Brics nations form their own mini IMF
THE formation of the New Development Bank (NDB) by the five Brics countries — Brazil, Russia, India, China and South Africa — will help these nations pursue their ambitions.
Jeremy Stevens, Standard Bank’s research analyst based in China, said the initiative would help South Africa and Brazil push regional trade, investment and infrastructure development, domestic job creation and poverty reduction.
It would aid China in broadening the market for its currency, get higher returns on its reserves and de-politicise that country’s investments.
India and Brazil could use the bank as a promising source of funds for their sizable infrastructure needs.
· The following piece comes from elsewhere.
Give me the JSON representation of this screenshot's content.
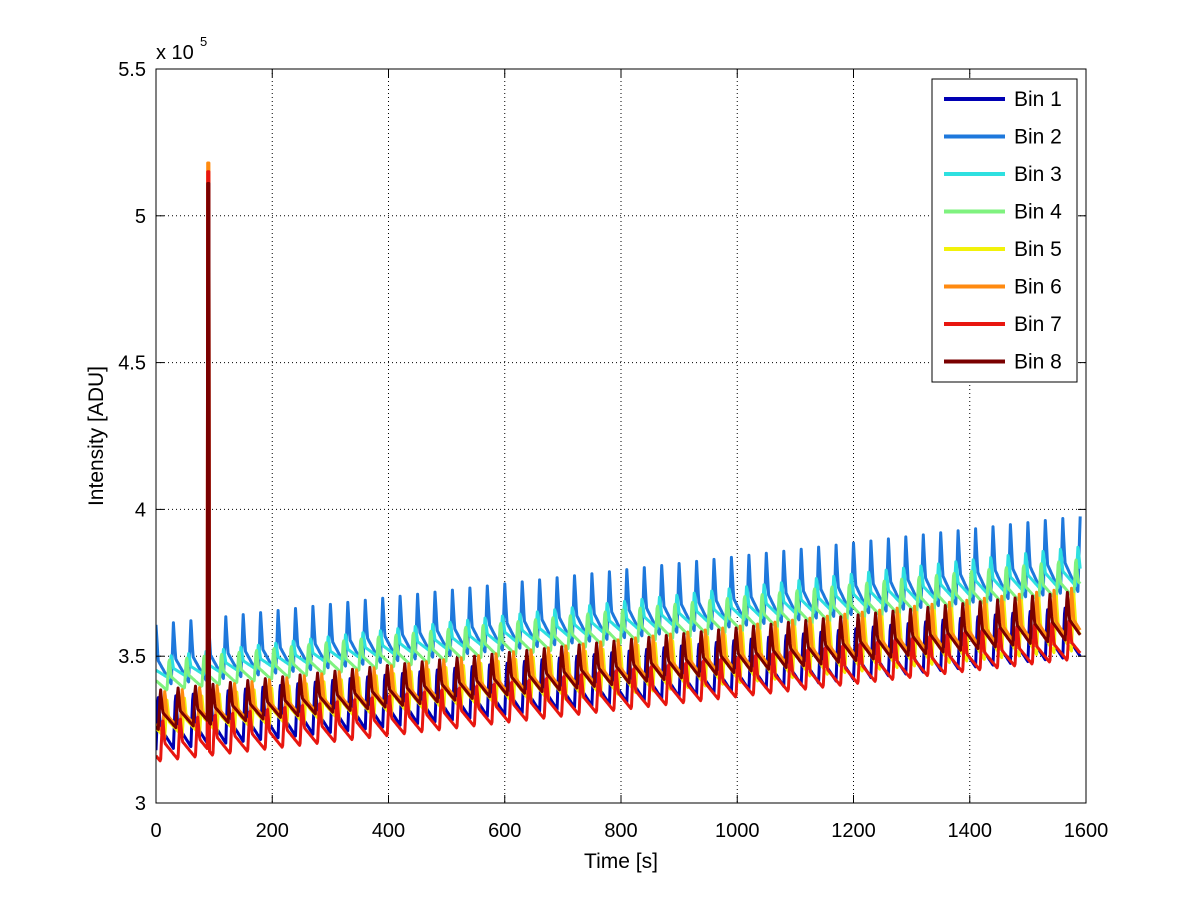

Russia’s participation aided its ambition to tie itself to the next generation of economic heavyweights.
This week, the long-awaited Brics bank, which will be based in Shanghai, was established two years after the idea was mooted in New Delhi, India.
The NDB reflects how frustrated these increasing influential emerging countries are with Western institutions such as the World Bank and the International Monetary Fund (IMF).
Brazilian president Dilma Rousseff said: “It is a sign of the times, which demands reform of the IMF.”
The NDB is the first multilateral bank to be based in China, a country which, along with Russia, has not been shy to tell Western nations, particularly the US where to jump.
China is set to overtake the US as the world’s largest economy sooner than expected. India is on course to become the thirdbiggest economy by 2020.
Renaissance Capital’s global chief economist, Charles Robertson, said that if an American kept heading the World Bank and a European the IMF then countries such as China would eventually keep creating institutions to challenge them.
The group also launched a $100-billion contingency reserve arrangement, which member states can tap into in the case of balance of payment crises.
The NDB may be a step forward for Brics, but the institution’s practicality is under scrutiny.
The $10-billion bank, derived from economies with a GDP of about $15.8-trillion, will not be significant for many years to come, Robertson says.
Stevens expects the new bank to lend about $30-billion a year over the next five years.
This is dwarfed by the $61billion the World Bank, established in 1944, expects to lend this year.
“It is primarily a way for countries with low savings to tap the high savings of China. The World Bank faces no t hreat from this,” said Robertson.
Political Futures Consultancy director Daniel Silke echoed these sentiments, but said the bank may create competition for existing development banks.
Silke said that the NDB would have to tackle issues similar to those faced by the World Bank and the IMF.
Finance Minister Nhlanhla Nene said: “What is unique about this bank is that it is established by developing countries, which understand development challenges and have demonstrated their ability to tackle such challenges.”